Tales

How to Make an Entrance

Posted on February 16, 2018

The first time I participated in a D&D campaign was in a 5th edition homebrew. I'd been invited to join by the DM, who was a friend from work. Being new to D&D 5e, my friend had helped me decide upon Cleric, so I ended up making a Half-Elf, Life Domain Cleric of Selune named Alura. I found out after the fact that, prior to me bringing her in, the party hadn't really had much in the way of a healer beyond a Ranger who had a few uses of Cure Wounds.

While creating Alura I was also introduced to a house rule system our DM occasionally used called ‘destiny points.’ It was a system of inspiration-like points used to provide balance in games where the party was small, just in case the encounters he crafted ended up being too difficult. You gained one point each time you leveled up to a maximum of two unspent ones, and you could spend one per combat encounter on any check or attack roll for an instant natural 20.

I was joining a campaign that was already in progress, so Alura was brought in at 5th level—the same level the other characters were at—and given two of these ‘destiny points' off the bat. In essence the DM treated it like I'd gained them as she leveled, but had never spent any, and therefore I was maxed out.

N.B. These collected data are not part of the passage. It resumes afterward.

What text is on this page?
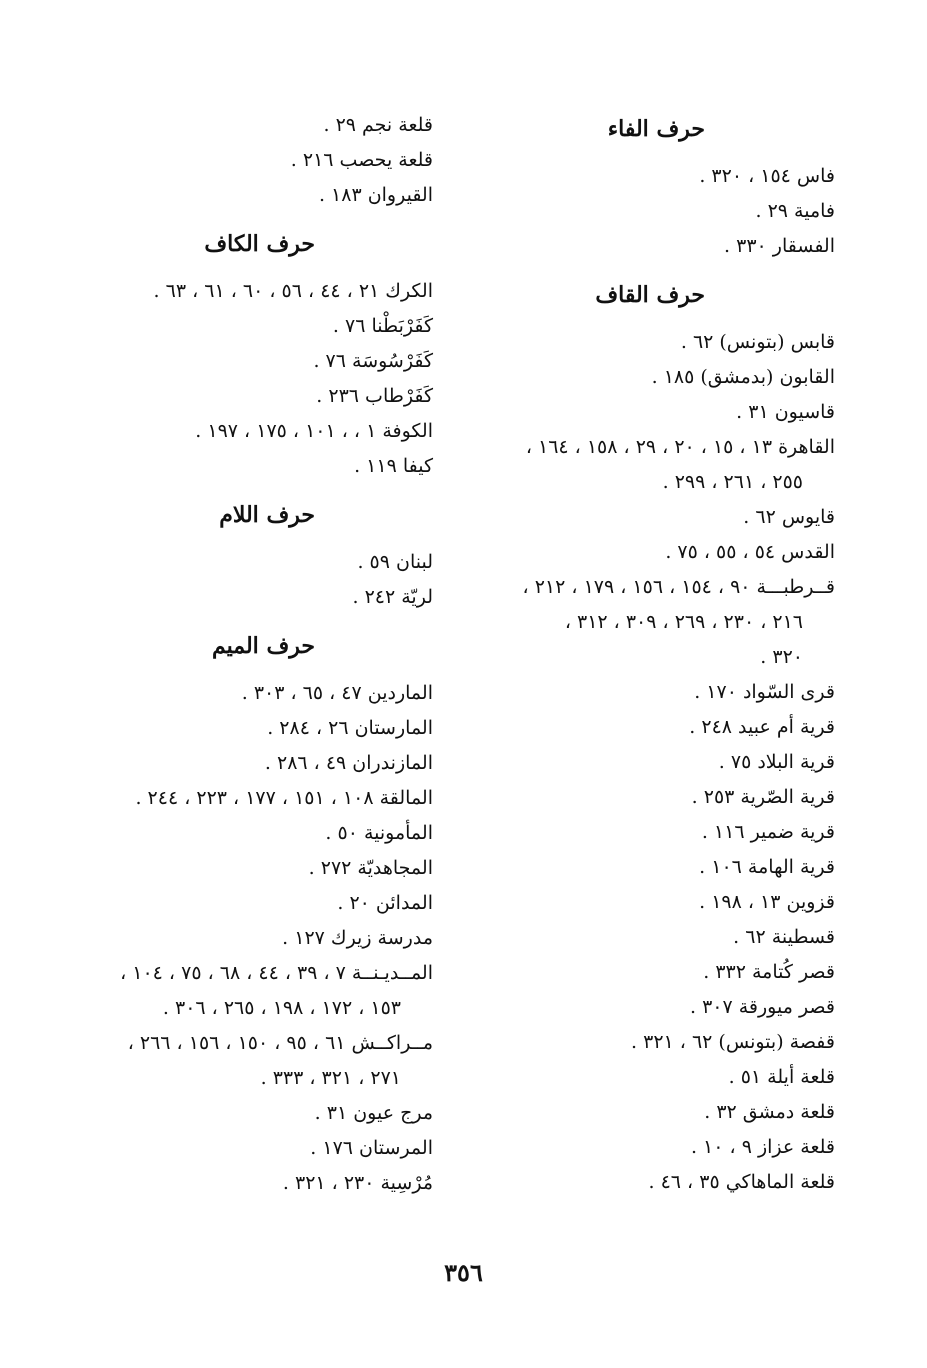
حرف الفاء
فاس ١٥٤ ، ٣٢٠ .
فامية ٢٩ .
الفسقار ٣٣٠ .
حرف القاف
قابس (بتونس) ٦٢ .
القابون (بدمشق) ١٨٥ .
قاسيون ٣١ .
القاهرة ١٣ ، ١٥ ، ٢٠ ، ٢٩ ، ١٥٨ ، ١٦٤ ،
٢٥٥ ، ٢٦١ ، ٢٩٩ .
قايوس ٦٢ .
القدس ٥٤ ، ٥٥ ، ٧٥ .
قــرطبـــة ٩٠ ، ١٥٤ ، ١٥٦ ، ١٧٩ ، ٢١٢ ،
٢١٦ ، ٢٣٠ ، ٢٦٩ ، ٣٠٩ ، ٣١٢ ،
٣٢٠ .
قرى السّواد ١٧٠ .
قرية أم عبيد ٢٤٨ .
قرية البلاد ٧٥ .
قرية الصّرية ٢٥٣ .
قرية ضمير ١١٦ .
قرية الهامة ١٠٦ .
قزوين ١٣ ، ١٩٨ .
قسطينة ٦٢ .
قصر كُتامة ٣٣٢ .
قصر ميورقة ٣٠٧ .
قفصة (بتونس) ٦٢ ، ٣٢١ .
قلعة أيلة ٥١ .
قلعة دمشق ٣٢ .
قلعة عزاز ٩ ، ١٠ .
قلعة الماهاكي ٣٥ ، ٤٦ .
قلعة نجم ٢٩ .
قلعة يحصب ٢١٦ .
القيروان ١٨٣ .
حرف الكاف
الكرك ٢١ ، ٤٤ ، ٥٦ ، ٦٠ ، ٦١ ، ٦٣ .
كَفَرْبَطْنا ٧٦ .
كَفَرْسُوسَة ٧٦ .
كَفَرْطاب ٢٣٦ .
الكوفة ١ ، ، ١٠١ ، ١٧٥ ، ١٩٧ .
كيفا ١١٩ .
حرف اللام
لبنان ٥٩ .
لريّة ٢٤٢ .
حرف الميم
الماردين ٤٧ ، ٦٥ ، ٣٠٣ .
المارستان ٢٦ ، ٢٨٤ .
المازندران ٤٩ ، ٢٨٦ .
المالقة ١٠٨ ، ١٥١ ، ١٧٧ ، ٢٢٣ ، ٢٤٤ .
المأمونية ٥٠ .
المجاهديّة ٢٧٢ .
المدائن ٢٠ .
مدرسة زيرك ١٢٧ .
المــديـنــة ٧ ، ٣٩ ، ٤٤ ، ٦٨ ، ٧٥ ، ١٠٤ ،
١٥٣ ، ١٧٢ ، ١٩٨ ، ٢٦٥ ، ٣٠٦ .
مــراكــش ٦١ ، ٩٥ ، ١٥٠ ، ١٥٦ ، ٢٦٦ ،
٢٧١ ، ٣٢١ ، ٣٣٣ .
مرج عيون ٣١ .
المرستان ١٧٦ .
مُرْسِية ٢٣٠ ، ٣٢١ .
٣٥٦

And so Alura joined the party when they returned to town, having just completed a dungeon the previous session. Shortly thereafter we ended up on a ship engaged in battle with an enemy vessel that had gotten close enough for combatants to cross from one ship to the other. Our Monk attempted to get the jump on our opponents by climbing onto the rigging of our ship, then essentially tightrope-walking onto the rigging of the enemy ship. If I remember correctly, he succeeded in crossing, and dropped down on the enemy from above. But he was thoroughly outnumbered by enemy sailors on the other ship and was left prone with the boss about to go in for his coup de grâce.

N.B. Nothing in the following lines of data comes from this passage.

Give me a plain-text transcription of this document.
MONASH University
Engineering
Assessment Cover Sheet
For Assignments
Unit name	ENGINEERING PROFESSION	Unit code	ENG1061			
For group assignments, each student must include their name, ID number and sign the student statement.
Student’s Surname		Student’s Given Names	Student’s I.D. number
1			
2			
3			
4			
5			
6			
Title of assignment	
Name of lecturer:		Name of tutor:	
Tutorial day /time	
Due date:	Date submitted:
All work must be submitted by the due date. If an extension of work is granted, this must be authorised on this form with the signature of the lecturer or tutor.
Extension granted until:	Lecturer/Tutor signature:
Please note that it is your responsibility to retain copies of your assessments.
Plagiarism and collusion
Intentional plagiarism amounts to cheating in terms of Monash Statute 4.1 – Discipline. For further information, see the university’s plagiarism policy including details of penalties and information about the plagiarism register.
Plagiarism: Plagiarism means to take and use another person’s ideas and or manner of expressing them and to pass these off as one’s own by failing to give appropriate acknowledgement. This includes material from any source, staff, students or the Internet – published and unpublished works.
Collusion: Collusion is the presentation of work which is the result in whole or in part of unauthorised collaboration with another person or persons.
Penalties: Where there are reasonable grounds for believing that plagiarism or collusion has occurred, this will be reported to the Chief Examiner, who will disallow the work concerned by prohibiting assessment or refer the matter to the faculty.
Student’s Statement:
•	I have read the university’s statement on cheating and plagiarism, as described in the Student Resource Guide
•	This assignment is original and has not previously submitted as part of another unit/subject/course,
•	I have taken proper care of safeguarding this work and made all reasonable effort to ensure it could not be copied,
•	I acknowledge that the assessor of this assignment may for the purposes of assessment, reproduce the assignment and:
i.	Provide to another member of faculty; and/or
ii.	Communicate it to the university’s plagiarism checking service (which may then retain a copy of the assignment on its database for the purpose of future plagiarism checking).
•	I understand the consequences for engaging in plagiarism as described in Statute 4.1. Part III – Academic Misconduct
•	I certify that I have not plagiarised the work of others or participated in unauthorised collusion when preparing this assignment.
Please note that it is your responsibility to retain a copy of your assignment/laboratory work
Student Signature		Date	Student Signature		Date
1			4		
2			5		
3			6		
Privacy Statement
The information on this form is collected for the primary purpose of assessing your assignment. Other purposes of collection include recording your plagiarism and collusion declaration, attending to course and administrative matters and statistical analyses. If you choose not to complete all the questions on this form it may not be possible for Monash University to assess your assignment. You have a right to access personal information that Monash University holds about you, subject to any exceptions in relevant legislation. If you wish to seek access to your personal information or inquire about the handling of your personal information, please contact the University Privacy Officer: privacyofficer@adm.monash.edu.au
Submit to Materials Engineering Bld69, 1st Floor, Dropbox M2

I used one destiny point on a Guiding Bolt and aimed at the boss, dealing almost max damage those 8d6 could do and interrupting his coup de grâce. I then used my Channel Divinity: Preserve Life feature on my next turn, dividing the 25 points of healing between the downed Monk and our Ranger (who by that point in the battle was at half his hit points).

In two turns I'd effectively turned the tide of the battle. After that session ended the DM asked the other three players in the party how they felt about adding me as the newest member of the group, and they were all more than happy to have me aboard.

They didn't regret that decision, either. Turns out I'm pretty good at playing a Cleric, as that was only the first of many times Alura saved the groups' collective asses.